Combine the water, milk, and butter in a microwaveable bowl.  Microwave until the mixture reaches 120º – 130ºF. It’s OK if the butter does not melt.

Meanwhile, in the bowl of your stand mixer, combine 1 1/2 cups flour, sugar, yeast, salt, and spices (cardamom, cinnamon, ginger, and cloves). Beat for just a few seconds to mix the dry ingredients.  Add the warm liquids and the eggs.  Blend at low speed until just moistened.  Then, increase the mixer to medium speed and beat for an additional 3 minutes.

Stir in the remaining flour by hand.  You should have a stiff batter.

Spoon the batter into a well greased 12-cup Bundt pan.  Cover, and let rise in a warm place until the batter is light and has doubled in size (approximately 1 1/2 hours).

At the end of the rising time, preheat the oven to 375ºF.  Bake the cake for 30 – 35 minutes, until the top is golden brown.

Let the cake cool for a few minutes in the pan, then invert onto a wire rack to cool completely. Dust with powdered sugar before serving.

My Kitchen Addiction Disclosure – This post was sponsored by Red Star Yeast.  Though I have been compensated to write this post, all opinions expressed are my own.

23 Responses to Cardamom Coffee Cake

  1. So this is the post that had you tweeting about how pretty confectioners sugar looked on food but how it can also make a mess to clean up! This cake looks beautiful alright and it sounds delicious.

  2. Jen, what a lovely cake! I wonder if you could separate the dough during the rising stage and add a layer of some yummy butter, brown sugar, cinnamon, cardamom & nut mixture for an extra crunchy component, almost like a monkey bread. That could be pretty spectacular (not that this cake isn’t already!).

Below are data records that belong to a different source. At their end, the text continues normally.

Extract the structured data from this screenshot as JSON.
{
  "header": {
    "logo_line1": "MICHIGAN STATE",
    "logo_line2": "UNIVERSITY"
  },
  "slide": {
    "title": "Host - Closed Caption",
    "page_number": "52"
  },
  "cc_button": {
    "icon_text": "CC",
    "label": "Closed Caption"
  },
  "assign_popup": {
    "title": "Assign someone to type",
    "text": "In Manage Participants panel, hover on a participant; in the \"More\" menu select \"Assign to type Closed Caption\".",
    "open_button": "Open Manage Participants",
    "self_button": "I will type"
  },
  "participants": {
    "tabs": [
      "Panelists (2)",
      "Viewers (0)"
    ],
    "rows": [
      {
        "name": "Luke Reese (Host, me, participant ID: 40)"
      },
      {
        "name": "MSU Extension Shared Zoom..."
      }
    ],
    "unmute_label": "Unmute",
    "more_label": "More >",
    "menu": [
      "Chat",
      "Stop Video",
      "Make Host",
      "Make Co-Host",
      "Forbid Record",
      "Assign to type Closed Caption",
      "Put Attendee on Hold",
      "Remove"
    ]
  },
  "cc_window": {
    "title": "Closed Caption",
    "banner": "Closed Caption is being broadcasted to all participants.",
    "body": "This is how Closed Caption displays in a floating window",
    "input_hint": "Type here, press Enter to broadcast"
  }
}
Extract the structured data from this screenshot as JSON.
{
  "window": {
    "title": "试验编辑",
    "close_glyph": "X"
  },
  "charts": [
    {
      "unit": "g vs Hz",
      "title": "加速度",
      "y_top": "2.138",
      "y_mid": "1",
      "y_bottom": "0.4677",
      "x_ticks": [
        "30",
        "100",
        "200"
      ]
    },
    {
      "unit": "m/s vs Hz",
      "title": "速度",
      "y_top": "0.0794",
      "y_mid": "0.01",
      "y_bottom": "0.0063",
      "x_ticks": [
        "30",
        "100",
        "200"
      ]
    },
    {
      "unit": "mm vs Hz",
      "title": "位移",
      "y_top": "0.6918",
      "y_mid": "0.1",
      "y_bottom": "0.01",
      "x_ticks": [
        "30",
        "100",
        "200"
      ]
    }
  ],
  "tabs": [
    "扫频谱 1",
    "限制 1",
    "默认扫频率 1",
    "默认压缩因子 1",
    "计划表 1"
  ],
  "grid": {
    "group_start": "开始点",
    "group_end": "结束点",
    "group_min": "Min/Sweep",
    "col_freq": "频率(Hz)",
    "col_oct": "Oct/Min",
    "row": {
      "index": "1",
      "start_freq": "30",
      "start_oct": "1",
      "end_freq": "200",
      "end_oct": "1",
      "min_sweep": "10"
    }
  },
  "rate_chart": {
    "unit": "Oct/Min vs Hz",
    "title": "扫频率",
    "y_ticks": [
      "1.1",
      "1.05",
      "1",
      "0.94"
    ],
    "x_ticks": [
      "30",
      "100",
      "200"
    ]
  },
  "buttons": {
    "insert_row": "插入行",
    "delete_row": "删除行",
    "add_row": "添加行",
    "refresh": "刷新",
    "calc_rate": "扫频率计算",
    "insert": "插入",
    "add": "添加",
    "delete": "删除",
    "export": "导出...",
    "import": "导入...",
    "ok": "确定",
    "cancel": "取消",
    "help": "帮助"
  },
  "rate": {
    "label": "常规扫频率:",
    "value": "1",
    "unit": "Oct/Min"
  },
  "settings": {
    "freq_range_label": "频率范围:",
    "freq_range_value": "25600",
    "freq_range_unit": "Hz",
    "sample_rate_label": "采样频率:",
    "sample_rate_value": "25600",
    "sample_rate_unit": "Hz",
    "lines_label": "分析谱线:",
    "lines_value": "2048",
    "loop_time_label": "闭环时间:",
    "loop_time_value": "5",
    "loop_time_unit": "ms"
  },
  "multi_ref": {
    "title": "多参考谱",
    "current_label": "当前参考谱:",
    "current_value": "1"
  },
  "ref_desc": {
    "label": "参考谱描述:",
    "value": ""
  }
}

    • Amber… That sounds delish, The batter has more of the consistency of a quick bread than a dough (almost like a thick banana bread). Though, in layers it could work… Not sure how it would rise. Sounds like a fun experiment to me. :)

  3. Slip the cake into a plastic grocery bag and sprinkle the confectioners sugar on it then there will not be a mess to clean up.

  4. Wooooow , thanks alot , so far the best cake i have ever made. Having yeast in the cake makes it interesting and v light .

  5. The cake tasted really good . The spices added a warm touch to the cake. Coming from the middle east This cake is really like the ones we make but we add zafraan and rose water too.
    The cake was lightly sugared so I added a rose water glazed to make and decorated it with dried rose petals.

    Using yeast in this cake made more interesting and gave it a nice look and light taste.

    • Hi, Deanna – Yes, I think the recipe would work with regular all purpose flour. The bread flour has a bit more gluten, which would help the cake rise, but I think that if you mix it well, the all purpose flour should work.

  6. Ok, I just finished making and and eating a slice (or two) of this cake. Not as great as I was hoping for…a little salty and not sweet enough, and I’m a fan of not-too-sweet deserts. If I try it again I will up the sugar to one cup, reduce the salt to a scant 1 teaspoon and up the cardamom to 3 or even 4 teaspoons since I love the flavor or it.
    It also proofed very fast for me, so actually over-proofed when I wasn’t looking. This is more of a bread, in my opinion, than a cake.